“The reality of writing is it doesn’t really pay very much at all. I have four books, and people must think you earn so much, but you don’t. So, I write for other people too. But the stuff I enjoy most is putting out recipes. I think I’m just a giver! I’m a Virgo: I love options and plans. So, whenever I think of anything like, “I’m going to make this soup with fennel, pea and potato, because that’s what’s in my fridge.” I think someone else is thinking about eating more vegetables, someone else wants to clear the fridge and not put more waste into landfill and save money, and I’m going to share it. So, I’m a sharer.
“The problem is, I don’t know how to describe myself. So I just do what I love!”
How did this all start for you?
“My sister, Jasmine, and I had been private cheffing. We didn’t have a company name, we didn’t have anything. But we didn’t need anything actually. It was a nice simple time where we didn’t have a website, Instagram didn’t exist, Linktree didn’t even exist. Twitter was then where people ranted, and Facebook was where you found your first love. We went to the market, went to the local veg shop, cooked food, fed our clients, who were bands and actors and really exciting creative people. Just like us, they wanted delicious food that boosted their mood and gave them energy so they could do their jobs better.
“I only learned to cook when I was in my early twenties, and then we started the company when I was 24. That’s something that I’m really trying to show on social media. Cooking is the one of the most basic, probably the most important skill ever. We have to eat, feeding ourselves is something that everybody used to do. But we’ve outsourced that to high streets and deliveries.

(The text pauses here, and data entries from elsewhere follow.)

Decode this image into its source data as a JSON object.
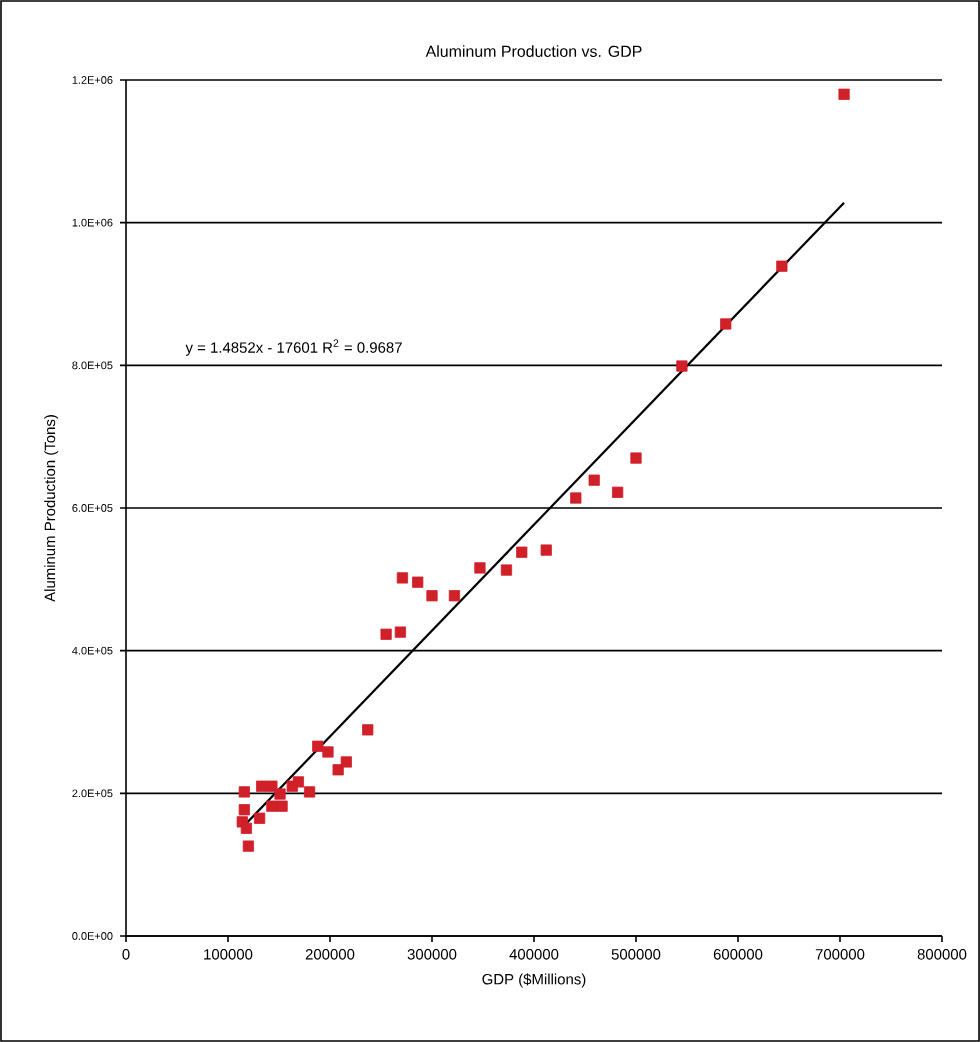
{
  "chart_data": {
    "type": "scatter",
    "title": "Aluminum Production vs. GDP",
    "xlabel": "GDP ($Millions)",
    "ylabel": "Aluminum Production (Tons)",
    "xlim": [
      0,
      800000
    ],
    "xticks": [
      0,
      100000,
      200000,
      300000,
      400000,
      500000,
      600000,
      700000,
      800000
    ],
    "ylim": [
      0,
      1200000
    ],
    "yticks": [
      {
        "value": 0,
        "label": "0.0E+00"
      },
      {
        "value": 200000,
        "label": "2.0E+05"
      },
      {
        "value": 400000,
        "label": "4.0E+05"
      },
      {
        "value": 600000,
        "label": "6.0E+05"
      },
      {
        "value": 800000,
        "label": "8.0E+05"
      },
      {
        "value": 1000000,
        "label": "1.0E+06"
      },
      {
        "value": 1200000,
        "label": "1.2E+06"
      }
    ],
    "grid": "y",
    "marker": "square",
    "series": [
      {
        "color": "#d0202a",
        "x": [
          116000,
          116000,
          114000,
          118000,
          120000,
          131000,
          133000,
          143000,
          143000,
          153000,
          151000,
          163000,
          169000,
          180000,
          188000,
          198000,
          208000,
          216000,
          237000,
          255000,
          269000,
          271000,
          286000,
          300000,
          322000,
          347000,
          373000,
          388000,
          412000,
          441000,
          459000,
          482000,
          500000,
          545000,
          588000,
          643000,
          704000
        ],
        "values": [
          202000,
          177000,
          160000,
          151000,
          126000,
          165000,
          210000,
          210000,
          182000,
          182000,
          199000,
          210000,
          216000,
          202000,
          266000,
          258000,
          233000,
          244000,
          289000,
          423000,
          426000,
          502000,
          496000,
          477000,
          477000,
          516000,
          513000,
          538000,
          541000,
          614000,
          639000,
          622000,
          670000,
          799000,
          858000,
          939000,
          1180000
        ]
      },
      {
        "type": "line",
        "color": "#000000",
        "marker": "none",
        "x": [
          114000,
          704000
        ],
        "values": [
          152000,
          1028000
        ]
      }
    ],
    "annotations": [
      "y = 1.4852x - 17601 R$^{2}$ = 0.9687"
    ]
  }
}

“It was bizarre when we finally had to set up a blog and a company name – Hemsley and Hemsley, which is our surnames, and took us literally a year to come up with! I remember Googling, ‘how do you use that up a blog?’ Then I asked every single person I knew for about six months, “Does anyone know anyone at Vogue?”. Eight years ago, Vogue to my knowledge, were the only magazine that had an online presence. We finally found somebody whose girlfriend had just got a job in the fashion department, and we begged her to tell us the name of the food editor of Vogue. She was like – there isn’t one!
“In the end, we got the beauty editor, who we begged and wooed her to get her to give us a chance. We posted a recipe and it did well and they asked for the next. We’re like, “Oh my God. We’ve got a Vogue column.” Then long story short, almost quite innocently we were starting to get offered book deals. I really listened to my gut and we said no because it didn’t feel like the right time. A year later when we had really understood the book we wanted to write, we pitched it and found the right publishers.”